Las ramas de los robles bailaban a ritmo de vals, a veces más lento, a veces más rápido. Mi mirada inerte a los ventanales fue interrumpida por su mano, acariciando mi brazo. Arriba y abajo, arriba y abajo. Era el momento del día en el que yo me sentía humano. En el que mi terciopelo verde se convertía en piel. En el que mi respaldo alto era como el pecho del amado que sostenía el amante mientras este dormía. Parecía respirar entre mis tejidos. Simulaba entrar en mis entretelas ese olor a tabaco, ese vientecillo al pasar las páginas y ese roce de su cabeza en mi respaldo orejero cuando él se disponía a leer lo que nos unía hasta ahora. Ese libro que no quería que acabase nunca. Esa historia que a veces entre cigarro y cigarro él leía en voz alta, haciéndome pensar que quería que yo la escuchase, haciéndome creer que yo le importaba. Yo, ese ser inerte que adoraba cada palabra que él pronunciaba. Yo, que esperaba que él regresara a la finca en tren para llegar temprano. Yo, que deseaba que los capítulos de aquel libro se alargasen hasta el amanecer, e hipnotizasen al lector hasta oír sus dulces ronquidos arropados por la suavidad de mi tejido. Yo, su sillón, su apoyo, su lugar para evadirse, su acompañante de su momento perfecto.
Esa tarde escribió una carta apoyado en uno de mis brazos. Era para su apoderado, lo sé porque lo habló con el mayordomo antes de discutir con él sobre los contratos que tenían en los terrenos de la finca. Tras botar en mi asiento, cruzó sus piernas y se dispuso a seguir con la novela, con nuestra novela.
Acurrucado en mi oreja derecha, más rozada y menos tersa que la otra, por ser la correspondiente a obtener una mayor iluminación propicia para la lectura, susurró en voz bajita ese capítulo que había leído entre cabezadas el día anterior. Era la parte del libro en el que llegaba el amante justo después que la mujer, y ella trataba de curar la sangre que tenía su rostro tras ser agasajado por una rama bailona. Él la apartaba evitando su ayuda, porque en su mente estaba la trama y las coartadas de un asesinato que los liberaría. Notaba desde mi capitoné los latidos del corazón de mi dueño, sentía que le ponía nervioso la preparación del plan, y más tarde su perfecta ejecución. De hecho su sudor empezó a mojar mi respaldo y percibí como se apelotonaban los pelillos de mi terciopelo convirtiéndose en pana barata y oscura en minutos.
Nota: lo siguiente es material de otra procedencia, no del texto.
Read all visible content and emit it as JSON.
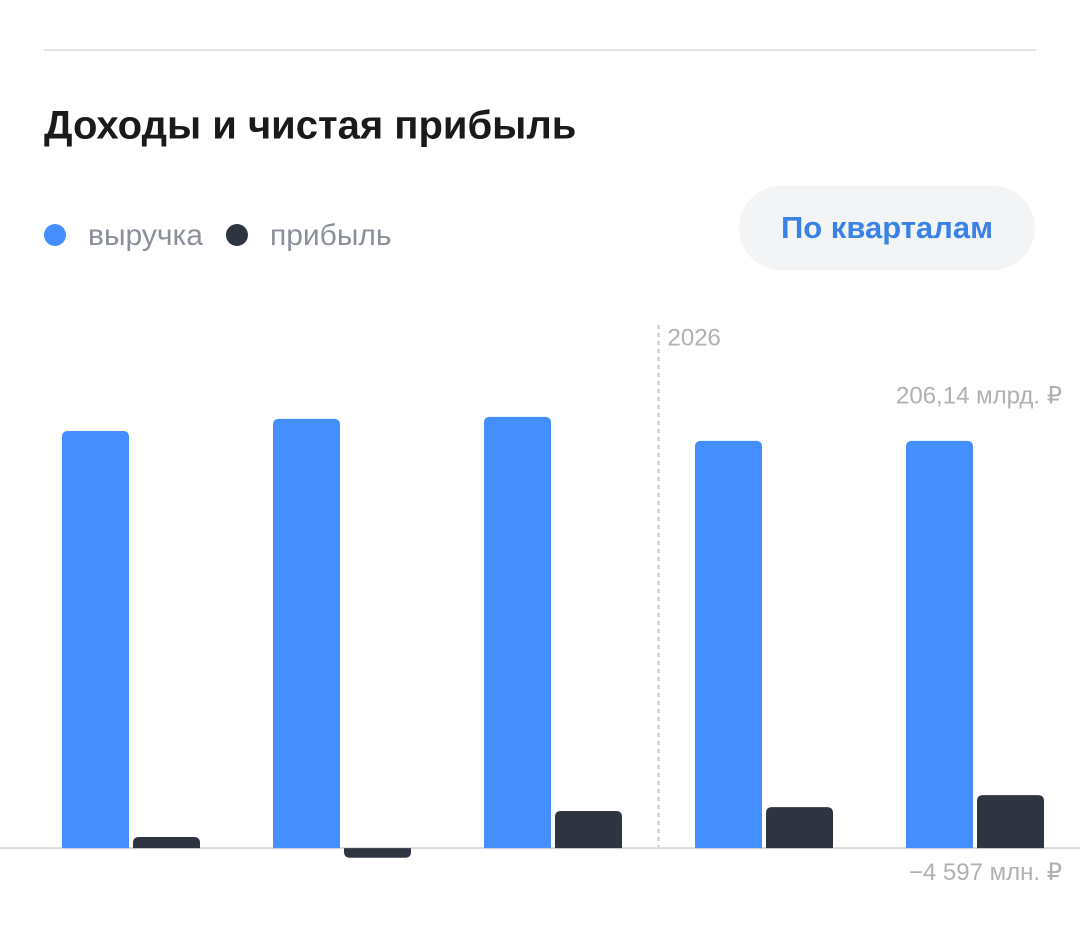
{
  "chart_data": {
    "type": "bar",
    "title": "Доходы и чистая прибыль",
    "button": "По кварталам",
    "categories": [
      null,
      null,
      null,
      null,
      null
    ],
    "series": [
      {
        "name": "выручка",
        "color": "#448eff",
        "values": [
          199.4,
          205.2,
          206.14,
          194.7,
          194.7
        ]
      },
      {
        "name": "прибыль",
        "color": "#2e3440",
        "values": [
          5.3,
          -4.597,
          17.7,
          19.6,
          25.3
        ]
      }
    ],
    "annotations": [
      {
        "value": 206.14,
        "label": "206,14 млрд. ₽"
      },
      {
        "value": -4.597,
        "label": "−4 597 млн. ₽"
      }
    ],
    "year_marker": {
      "label": "2026",
      "before_category": 3
    },
    "ylim": [
      -10,
      230
    ]
  }
}
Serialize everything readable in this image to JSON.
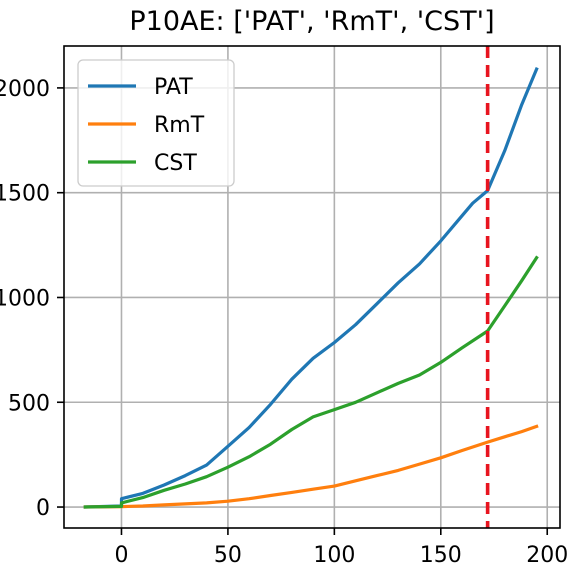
{
  "chart_data": {
    "type": "line",
    "title": "P10AE: ['PAT', 'RmT', 'CST']",
    "xlabel": "",
    "ylabel": "",
    "xlim": [
      -27,
      206
    ],
    "ylim": [
      -100,
      2200
    ],
    "x_ticks": [
      0,
      50,
      100,
      150,
      200
    ],
    "x_tick_labels": [
      "0",
      "50",
      "100",
      "150",
      "200"
    ],
    "y_ticks": [
      0,
      500,
      1000,
      1500,
      2000
    ],
    "y_tick_labels": [
      "0",
      "500",
      "1000",
      "1500",
      "2000"
    ],
    "grid": true,
    "legend_position": "top-left",
    "vertical_line": {
      "x": 172,
      "color": "#e8141f",
      "style": "dashed"
    },
    "series": [
      {
        "name": "PAT",
        "color": "#1f77b4",
        "points": [
          [
            -17,
            0
          ],
          [
            0,
            5
          ],
          [
            0,
            40
          ],
          [
            10,
            65
          ],
          [
            20,
            105
          ],
          [
            30,
            150
          ],
          [
            40,
            200
          ],
          [
            50,
            290
          ],
          [
            60,
            380
          ],
          [
            70,
            490
          ],
          [
            80,
            610
          ],
          [
            90,
            710
          ],
          [
            100,
            785
          ],
          [
            110,
            870
          ],
          [
            120,
            970
          ],
          [
            130,
            1070
          ],
          [
            140,
            1160
          ],
          [
            150,
            1270
          ],
          [
            160,
            1390
          ],
          [
            165,
            1450
          ],
          [
            172,
            1510
          ],
          [
            180,
            1700
          ],
          [
            188,
            1920
          ],
          [
            195,
            2090
          ]
        ]
      },
      {
        "name": "RmT",
        "color": "#ff7f0e",
        "points": [
          [
            -17,
            0
          ],
          [
            0,
            2
          ],
          [
            10,
            5
          ],
          [
            20,
            10
          ],
          [
            30,
            15
          ],
          [
            40,
            20
          ],
          [
            50,
            28
          ],
          [
            60,
            40
          ],
          [
            70,
            55
          ],
          [
            80,
            70
          ],
          [
            90,
            85
          ],
          [
            100,
            100
          ],
          [
            110,
            125
          ],
          [
            120,
            150
          ],
          [
            130,
            175
          ],
          [
            140,
            205
          ],
          [
            150,
            235
          ],
          [
            160,
            270
          ],
          [
            172,
            310
          ],
          [
            180,
            335
          ],
          [
            188,
            360
          ],
          [
            195,
            385
          ]
        ]
      },
      {
        "name": "CST",
        "color": "#2ca02c",
        "points": [
          [
            -17,
            0
          ],
          [
            0,
            3
          ],
          [
            0,
            20
          ],
          [
            10,
            45
          ],
          [
            20,
            80
          ],
          [
            30,
            110
          ],
          [
            40,
            145
          ],
          [
            50,
            190
          ],
          [
            60,
            240
          ],
          [
            70,
            300
          ],
          [
            80,
            370
          ],
          [
            90,
            430
          ],
          [
            100,
            465
          ],
          [
            110,
            500
          ],
          [
            120,
            545
          ],
          [
            130,
            590
          ],
          [
            140,
            630
          ],
          [
            150,
            690
          ],
          [
            160,
            760
          ],
          [
            172,
            840
          ],
          [
            180,
            960
          ],
          [
            188,
            1080
          ],
          [
            195,
            1190
          ]
        ]
      }
    ]
  }
}
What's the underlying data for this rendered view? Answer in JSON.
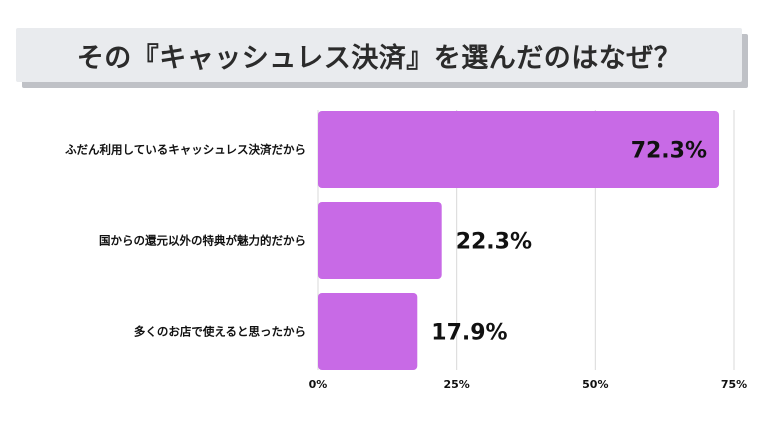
{
  "title": "その『キャッシュレス決済』を選んだのはなぜ？",
  "chart_data": {
    "type": "bar",
    "orientation": "horizontal",
    "title": "その『キャッシュレス決済』を選んだのはなぜ？",
    "categories": [
      "ふだん利用しているキャッシュレス決済だから",
      "国からの還元以外の特典が魅力的だから",
      "多くのお店で使えると思ったから"
    ],
    "values": [
      72.3,
      22.3,
      17.9
    ],
    "value_labels": [
      "72.3%",
      "22.3%",
      "17.9%"
    ],
    "xlim": [
      0,
      75
    ],
    "ticks": [
      0,
      25,
      50,
      75
    ],
    "tick_labels": [
      "0%",
      "25%",
      "50%",
      "75%"
    ],
    "grid": true,
    "legend": "none",
    "bar_color": "#c86ae6",
    "grid_color": "#d9d9d9"
  }
}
Se oyó la puerta de la calle, y él pronunció entre dientes
-¡Por fin solo! – cuando el mayordomo salió.
La verdad es que a mi me gustaba que la casa se quedase para nosotros, porque me aseguraba que mi dueño y señor se podría quedar dormido sobre mí. Nadie le diría que se fuese a la cama. Así que con un suspiro imperceptible, respiré, en modo figurativo, ya que significaba que toda la atención estaría en la novela y en la comodidad que yo proporcionaba.
Y un giró de guión inesperado, me hizo percatarme de los pasos recorriendo los tres peldaños del porche, del chirrido de la puerta principal al abrirse; de la pequeña parada frente a la habitación azul; del cambio de pisada al llegar a la alfombra, de la escalera enmoquetada y casi insonora, y de la llegada a nuestro salón al fondo.
No podía hacer nada salvo lo que llevo interpretando durante años, que es ser espectador, porque no tengo movimiento como para protagonizar. Al menos eso llevo pensando hasta hoy, hasta ahora mismo. Ahora iba a ser testigo, testigo de ajuste de cuentas, por poder, por miedo y por amor. Mejor quitar la vida que sentir las emociones. Mejor vivir a medias, como un sillón verde, como un sostenedor de momentos, a veces ficticios, a veces reales, que no vivir. Tan reales como el cuchillo afilado del amante traicionero; tan tangible como el manto de sangre que cubriría mi funda brillante; tan verdadero como acabar fuera de aquella finca de los robles, tirado en un vertedero cerca del apeadero donde él, mi amo, mi amado, se bajaba, anteponiéndose a las tardes de lectura juntos en nuestro salón.
Si los muebles viejos hablaran… Me da tristeza pensar en el apego del sillón animado y ese mendigar un amor que no le corresponde en un juego al que decidió jugar y luego quiso saltar de rol. El cambio de papeles no aceptado por otros personajes desemboca en drama para al menos uno. Cuántas posibilidades no vividas guardaremos. ¿Te gusta provocar escalofríos en la piel?